Core private-sector machinery orders rose an unexpected 2.9 percent in March, adding to evidence that business investment has been recovering moderately, the government said Monday.
The Cabinet Office forecast relatively strong growth in the orders, a precursor of corporate capital spending in the country, for the April-June period. But analysts say the March result should not spark too much optimism as the negative impact from the March 11 earthquake and tsunami will continue for the foreseeable future.
The core orders, which exclude those for ships as well as from utilities due to their volatility, grew for the first time in two months to ¥777.6 billion. The seasonally adjusted result came in much stronger than the average market forecast of a 9.0 percent decrease in a Kyodo News survey.
As for fiscal 2010 ending in March, they grew 7.0 percent from the previous year to ¥9.0251 trillion, the first increase in four years.
In March, orders from manufacturing sectors dropped 0.4 percent to ¥357.1 billion for the first decline in three months, mainly affected by an 18.2 percent slide in orders by carmakers and a 17.4 percent fall in orders from nonferrous metal producers.
Those from nonmanufacturers rose 7.1 percent to ¥442.3 billion in the reporting month after the recent slump. They increased for the first time in three months, supported by the financial, telecommunications and information services sectors.
The government maintained its basic assessment of machinery orders, with the office saying the orders have been “picking up, although some weak development can be seen in nonmanufacturing industries.”
Overseas demand for Japanese machinery, an indicator for future Japanese exports, lost 11.4 percent to ¥933.9 billion, the second consecutive monthly fall.
Overall machinery orders, received by 280 select machinery makers in Japan and covering demand from the private and public sectors as well as from overseas, shed 15.8 percent to ¥2.0849 trillion, the first slide in four months.
During the January-March period, the core orders increased 3.5 percent quarter on quarter, a stronger reading than the earlier forecast 2.7 percent increase. The office expects a 10.0 percent hike in the three months through June.
Analysts warned against too much optimism, however.
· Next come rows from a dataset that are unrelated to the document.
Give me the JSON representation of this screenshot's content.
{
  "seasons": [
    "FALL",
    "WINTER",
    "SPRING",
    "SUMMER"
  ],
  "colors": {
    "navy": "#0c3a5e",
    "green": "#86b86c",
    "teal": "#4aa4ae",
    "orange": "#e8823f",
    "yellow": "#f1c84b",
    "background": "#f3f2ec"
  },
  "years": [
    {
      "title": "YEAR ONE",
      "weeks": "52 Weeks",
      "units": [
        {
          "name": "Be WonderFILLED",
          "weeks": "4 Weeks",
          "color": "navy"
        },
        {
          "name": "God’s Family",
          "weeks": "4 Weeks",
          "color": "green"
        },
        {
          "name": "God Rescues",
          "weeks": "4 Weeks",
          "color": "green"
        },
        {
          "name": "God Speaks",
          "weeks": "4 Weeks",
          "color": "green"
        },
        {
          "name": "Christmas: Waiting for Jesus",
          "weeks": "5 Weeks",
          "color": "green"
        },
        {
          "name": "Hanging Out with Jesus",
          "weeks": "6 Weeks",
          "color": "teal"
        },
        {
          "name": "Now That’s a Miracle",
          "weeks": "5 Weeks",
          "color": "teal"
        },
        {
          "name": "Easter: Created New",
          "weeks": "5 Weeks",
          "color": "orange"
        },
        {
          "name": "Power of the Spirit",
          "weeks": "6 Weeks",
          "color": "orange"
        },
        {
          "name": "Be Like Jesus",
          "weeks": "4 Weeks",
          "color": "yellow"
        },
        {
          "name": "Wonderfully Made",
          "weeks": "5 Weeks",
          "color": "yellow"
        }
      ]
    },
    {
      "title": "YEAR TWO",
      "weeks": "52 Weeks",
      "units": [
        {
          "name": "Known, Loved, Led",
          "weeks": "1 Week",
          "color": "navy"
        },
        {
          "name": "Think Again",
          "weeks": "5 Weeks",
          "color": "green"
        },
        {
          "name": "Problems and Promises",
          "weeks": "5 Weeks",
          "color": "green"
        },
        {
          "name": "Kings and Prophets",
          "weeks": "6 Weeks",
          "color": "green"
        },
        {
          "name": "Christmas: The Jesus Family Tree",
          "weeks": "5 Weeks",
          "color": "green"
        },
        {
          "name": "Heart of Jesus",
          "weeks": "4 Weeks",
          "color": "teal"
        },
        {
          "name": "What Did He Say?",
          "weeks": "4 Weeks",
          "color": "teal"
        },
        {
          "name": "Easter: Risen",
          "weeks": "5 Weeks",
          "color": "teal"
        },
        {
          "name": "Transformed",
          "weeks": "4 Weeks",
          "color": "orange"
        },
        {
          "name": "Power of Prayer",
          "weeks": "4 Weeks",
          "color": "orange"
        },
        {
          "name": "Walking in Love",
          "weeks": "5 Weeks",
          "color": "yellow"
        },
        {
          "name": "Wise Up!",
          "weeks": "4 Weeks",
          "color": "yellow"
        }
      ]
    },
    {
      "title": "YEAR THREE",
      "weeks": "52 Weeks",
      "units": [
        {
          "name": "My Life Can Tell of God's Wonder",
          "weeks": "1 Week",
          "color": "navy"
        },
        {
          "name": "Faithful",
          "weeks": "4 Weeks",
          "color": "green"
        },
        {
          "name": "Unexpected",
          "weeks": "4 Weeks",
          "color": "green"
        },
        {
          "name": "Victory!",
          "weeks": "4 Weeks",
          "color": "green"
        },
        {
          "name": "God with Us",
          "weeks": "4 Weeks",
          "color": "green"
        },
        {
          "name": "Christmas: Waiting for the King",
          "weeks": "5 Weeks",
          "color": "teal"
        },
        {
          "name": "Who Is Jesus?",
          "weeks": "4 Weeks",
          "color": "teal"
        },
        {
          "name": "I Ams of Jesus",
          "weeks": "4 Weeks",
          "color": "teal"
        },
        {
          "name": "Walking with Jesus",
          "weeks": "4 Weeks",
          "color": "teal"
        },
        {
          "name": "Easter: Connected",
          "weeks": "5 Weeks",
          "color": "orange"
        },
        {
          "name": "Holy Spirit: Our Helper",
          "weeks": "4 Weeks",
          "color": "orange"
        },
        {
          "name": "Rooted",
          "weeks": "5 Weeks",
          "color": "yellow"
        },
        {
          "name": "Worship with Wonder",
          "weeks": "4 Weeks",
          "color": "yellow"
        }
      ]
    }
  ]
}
The March result was a “good surprise” and came due apparently to many companies sticking to their prequake plans for business investment, said Masamichi Adachi, senior economist at JPMorgan Securities Japan Co., who pointed out that the momentum of capital spending had been strong ahead of the disaster.
But he also noted that the estimated expansion in the April-June quarter could be trimmed later due to the impact from the disaster, which has led to temporary supply-chain disruptions among major manufacturers and electricity supply shortages sparked by the nuclear power plant crisis.
In fiscal 2010, overall demand expanded a record 20.0 percent to ¥24.9649 trillion after sharp falls in the previous two years.